The French, the former colonial rulers in the Ivory Coast, forced the surrender of former president Laurent Gbagbo to forces loyal to president-elect Alassane Ouattara, who the international community had recognized as the victor in last year's presidential election.

Ouattara is a Muslim, who prevailed in this election over his Christian opponent Gbagbo on the strength of masses of illegal immigrants who had emigrated over the last several decades from the neighboring Muslim states of Burkina Faso, Mali and Guinea. It is estimated that nearly one fifth of the 21 million people now living in Ivory Coast are illegal immigrants, most of whom are Muslims.

Neighboring Burkina Faso, which borders that part of Côte d'Ivoire that was a base for Ouattara's rebel forces, is known as a transshipment point for smuggling illegal arms. As I address elsewhere, the entire Sahara/Sahel region is known for movement of goods, most emphatically including contraband, as well as people.
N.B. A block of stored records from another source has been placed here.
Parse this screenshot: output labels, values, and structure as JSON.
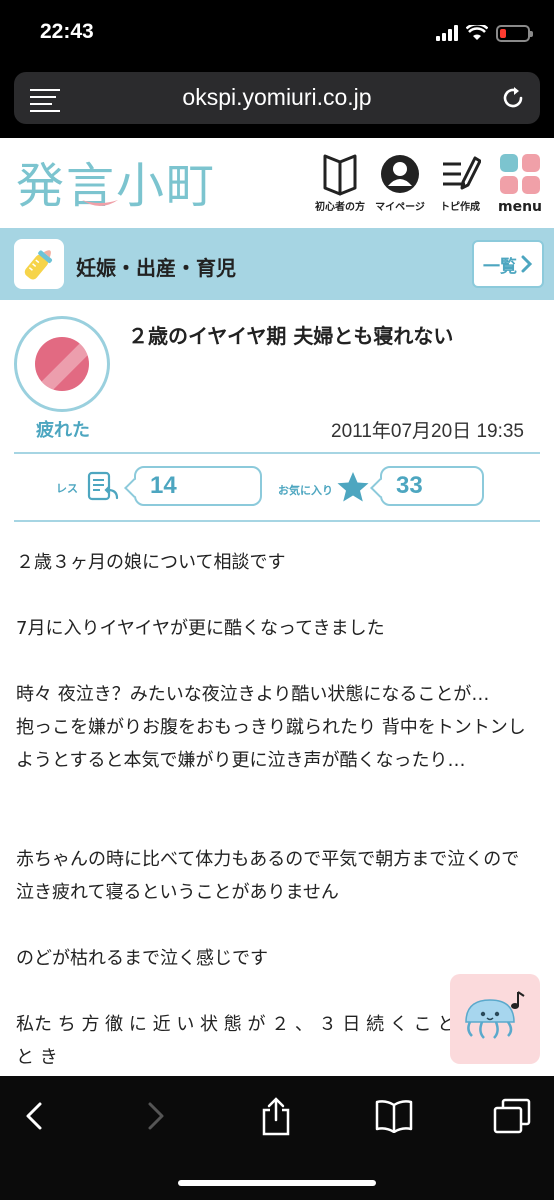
{
  "status_bar": {
    "time": "22:43"
  },
  "browser": {
    "url": "okspi.yomiuri.co.jp"
  },
  "site": {
    "logo": "発言小町",
    "nav": [
      {
        "label": "初心者の方",
        "icon": "book-icon"
      },
      {
        "label": "マイページ",
        "icon": "user-icon"
      },
      {
        "label": "トピ作成",
        "icon": "compose-icon"
      },
      {
        "label": "menu",
        "icon": "menu-grid-icon"
      }
    ]
  },
  "category": {
    "title": "妊娠・出産・育児",
    "icon": "baby-bottle-icon",
    "list_button": "一覧"
  },
  "topic": {
    "title": "２歳のイヤイヤ期 夫婦とも寝れない",
    "mood_label": "疲れた",
    "date": "2011年07月20日 19:35",
    "replies_label": "レス",
    "replies_count": "14",
    "favorites_label": "お気に入り",
    "favorites_count": "33",
    "body": [
      "２歳３ヶ月の娘について相談です",
      "",
      "7月に入りイヤイヤが更に酷くなってきました",
      "",
      "時々 夜泣き？みたいな夜泣きより酷い状態になることが…",
      "抱っこを嫌がりお腹をおもっきり蹴られたり 背中をトントンしようとすると本気で嫌がり更に泣き声が酷くなったり…",
      "",
      "",
      "赤ちゃんの時に比べて体力もあるので平気で朝方まで泣くので 泣き疲れて寝るということがありません",
      "",
      "のどが枯れるまで泣く感じです",
      "",
      "私た ち 方 徹 に 近 い 状 態 が ２ 、 ３ 日 続 く こ と が あ る と き"
    ]
  },
  "colors": {
    "accent": "#4da6c0",
    "category_bg": "#a6d5e3",
    "mood": "#e26a82",
    "menu_blue": "#7cc4cf",
    "menu_pink": "#f0a0a8"
  }
}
If Ouattara's Muslim supporters are sprinkled with Islamists, it is a safe bet they are connected with other Islamic militants in the area. Furthermore, terrorists worldwide, especially since the end of the Cold War, have increasingly financed terrorism with money earned from organized crime, major components of which include arms- and narcotics-trafficking. Consequently, Ouattara is likely connected to this.

If it is true that Gbagbo's regime, at the highest levels, was honest in this regard, then one aspect of placing Ouattara in power is likely a move by organized crime to facilitate the flow of drugs and guns through the region - likely cocaine eastward and up to Europe, and military-grade weapons and Afghan heroin westward to the Americas.

Senator Inhofe decries French colonialism. Undoubtedly, money is involved, as I have addressed elsewhere. Also, cocoa and other natural resources come to mind. If caught, these will be the fall-back positions of the French and US administrations.

But, if we dig down deeper, organized crime networks, especially those associated with Islamic terrorists, will be found to be connected to senior officials in the US and French governments.

Another aspect of this is the issue of national sovereignty.

The article is not as accurate as one might hope, but the headline points to the issue of concern.

It is irrelevant if Obama is eligible according to US law. It is also irrelevant if those who vote for him are legally eligible to vote in US elections. And, it is irrelevant if Obama even wins a fraudulent election.

They key is that there is the facade of a "democratic" election. With that in place, the international community, controlled by shadowy groups on both sides of the law, now has a precedent to send troops in to impose Obama on America through force of international arms.

And, there is a big movement to disarm law-abiding American people. Now, I wonder why that is?